Let’s look at one of the most visibly changing markets – information technology. We can quickly point to the advent of ipods, iphones, tablets, ultrabooks, Facebook. Twitter and more as evidence of how fast things are changing.
But again, are they really?
In reality the technology landscape changes about every five years . Within those five years there can be many variants, initiatives and advances, but the overall theme stays the same.
To illustrate what I mean, let’s look at the past 25 years.
1987-1992 Client/Server era
Centralized computing became affordable and scalable. Mainframes, minis and micro-computers (remember that language?) were consolidated into client/server machines that allowed much lower (purchase) cost computing – and the software adapted.
1992-1997 The networking era
After promising much for many years, this was the time local area networking (remember that phrase?) and inter-company networks became commonplace. Islands of corporate computing were eliminated by hooking them up to the corporate network. “Communications” was the overriding catch word.
1997-2002 The PC era
This may sound far too late for the PC era, but in the early 1990s few staff had PCs. When I asked a CEO in 1995 if I should plan for all staff to have a PC I was given a resounding “No!” PCs were, up until the late 1990s, only supplied on a ‘need to have’ basis. During this period they became ubiquitous.
2002-2007 The Internet era
After the dot-com boom and bust, the Internet was no longer hostage to the idea of being a completely different business world and became part of everyday business. B2B, B2C and C2C transactions were developed, even email became ubiquitous. Every organization had to have a URL and website.
2007-2012 The mobile era
Kicked off by the smart phones and reinforced by tablets and services such as Facebook and Twitter, mobile computing became the driving force of technology. Even at the PC level, portable laptops became the norm. Organizations looked to see if they should be developing ‘apps’ and supporting phones inhouse.
In each five-year era although many things were going on and new products were being launched, basically, only one aspect dominated. A confluence of events and technologies occurred to enable one technology stream to dominate for a period until it became the norm.
So what will happen next?
2012-2017 The Cloud era
Despite all the current hype around ‘Big Data’ (being pushed by hardware companies with a vested interest in selling more hardware) I believe the next five years will be the Cloud era. More and more individuals and organizations will be interfacing with the Cloud. Individuals are already storing their music, books and personal details in the Cloud and over the next few years businesses will move at least their non-essential systems to the Cloud. In the future many smaller companies will not own any systems and operate entirely via their PCs, mobiles and Internet with the Cloud.

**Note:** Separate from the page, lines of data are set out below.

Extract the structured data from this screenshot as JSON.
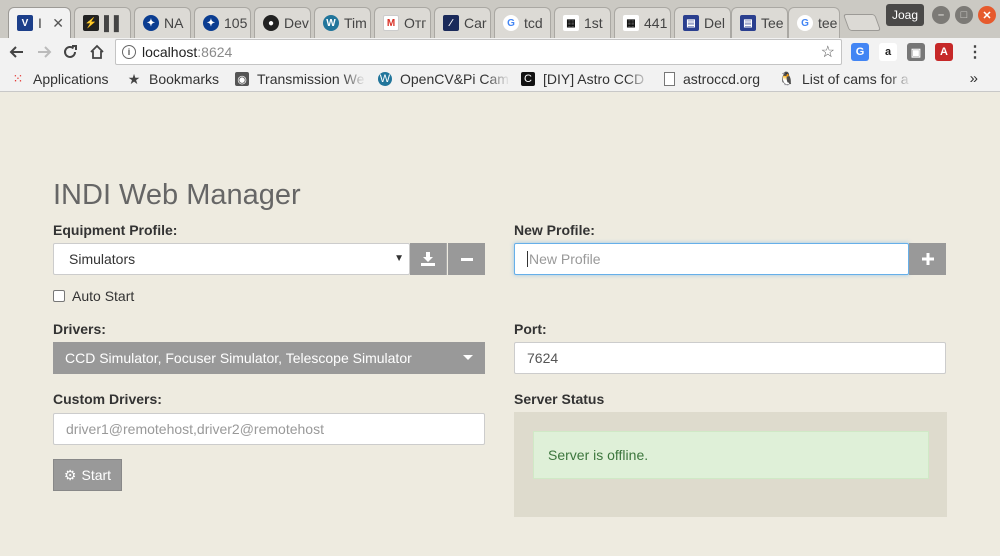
{
  "browser": {
    "tabs": [
      {
        "label": "I",
        "icon": "indi-icon",
        "active": true
      },
      {
        "label": "▌▌",
        "icon": "bolt-icon"
      },
      {
        "label": "NA",
        "icon": "nasa-icon"
      },
      {
        "label": "105",
        "icon": "nasa-icon"
      },
      {
        "label": "Dev",
        "icon": "github-icon"
      },
      {
        "label": "Tim",
        "icon": "wordpress-icon"
      },
      {
        "label": "Отг",
        "icon": "gmail-icon"
      },
      {
        "label": "Car",
        "icon": "app-icon"
      },
      {
        "label": "tcd",
        "icon": "google-icon"
      },
      {
        "label": "1st",
        "icon": "qr-icon"
      },
      {
        "label": "441",
        "icon": "qr-icon"
      },
      {
        "label": "Del",
        "icon": "calendar-icon"
      },
      {
        "label": "Tee",
        "icon": "calendar-icon"
      },
      {
        "label": "tee",
        "icon": "google-icon"
      }
    ],
    "profile_name": "Joag",
    "address": {
      "host": "localhost",
      "port": ":8624"
    },
    "bookmarks": [
      {
        "label": "Applications",
        "icon": "apps-grid-icon"
      },
      {
        "label": "Bookmarks",
        "icon": "star-icon"
      },
      {
        "label": "Transmission We",
        "icon": "transmission-icon"
      },
      {
        "label": "OpenCV&Pi Cam",
        "icon": "wordpress-icon"
      },
      {
        "label": "[DIY] Astro CCD",
        "icon": "c-logo-icon"
      },
      {
        "label": "astroccd.org",
        "icon": "document-icon"
      },
      {
        "label": "List of cams for a",
        "icon": "penguin-icon"
      }
    ],
    "bookmarks_more": "»",
    "colors": {
      "tab_strip": "#cbc9c3",
      "toolbar": "#f2f2f2",
      "close_button": "#e65a2d"
    }
  },
  "page": {
    "title": "INDI Web Manager",
    "equipment_profile": {
      "label": "Equipment Profile:",
      "selected": "Simulators"
    },
    "auto_start": {
      "label": "Auto Start",
      "checked": false
    },
    "new_profile": {
      "label": "New Profile:",
      "placeholder": "New Profile"
    },
    "drivers": {
      "label": "Drivers:",
      "selected": "CCD Simulator, Focuser Simulator, Telescope Simulator"
    },
    "port": {
      "label": "Port:",
      "value": "7624"
    },
    "custom_drivers": {
      "label": "Custom Drivers:",
      "placeholder": "driver1@remotehost,driver2@remotehost"
    },
    "start_button": "Start",
    "server_status": {
      "label": "Server Status",
      "message": "Server is offline."
    },
    "colors": {
      "background": "#eeebe0",
      "button_gray": "#999999",
      "status_panel": "#dedbcd",
      "alert_bg": "#dff0d8",
      "alert_text": "#3c763d"
    }
  }
}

Any organization working in technology needs to be considering the impact of Cloud technology.
2017-2022 The Big Data era?
The capture of all of this information in the Cloud will then enable ‘Big Data’ for the few – those with access to the information in the Cloud. This will be those managers who are managing the Cloud services and are, therefore, able to look across organizations to identify the trends, patterns and consequent business drivers and sell this information back to the rest of us.
In Conclusion
The bottom line is that we should not get carried away with the number of new phone handsets being launched and their upgraded functionality. Instead we need to step back and take a more holistic view as to what the major trends are and plan and adapt accordingly.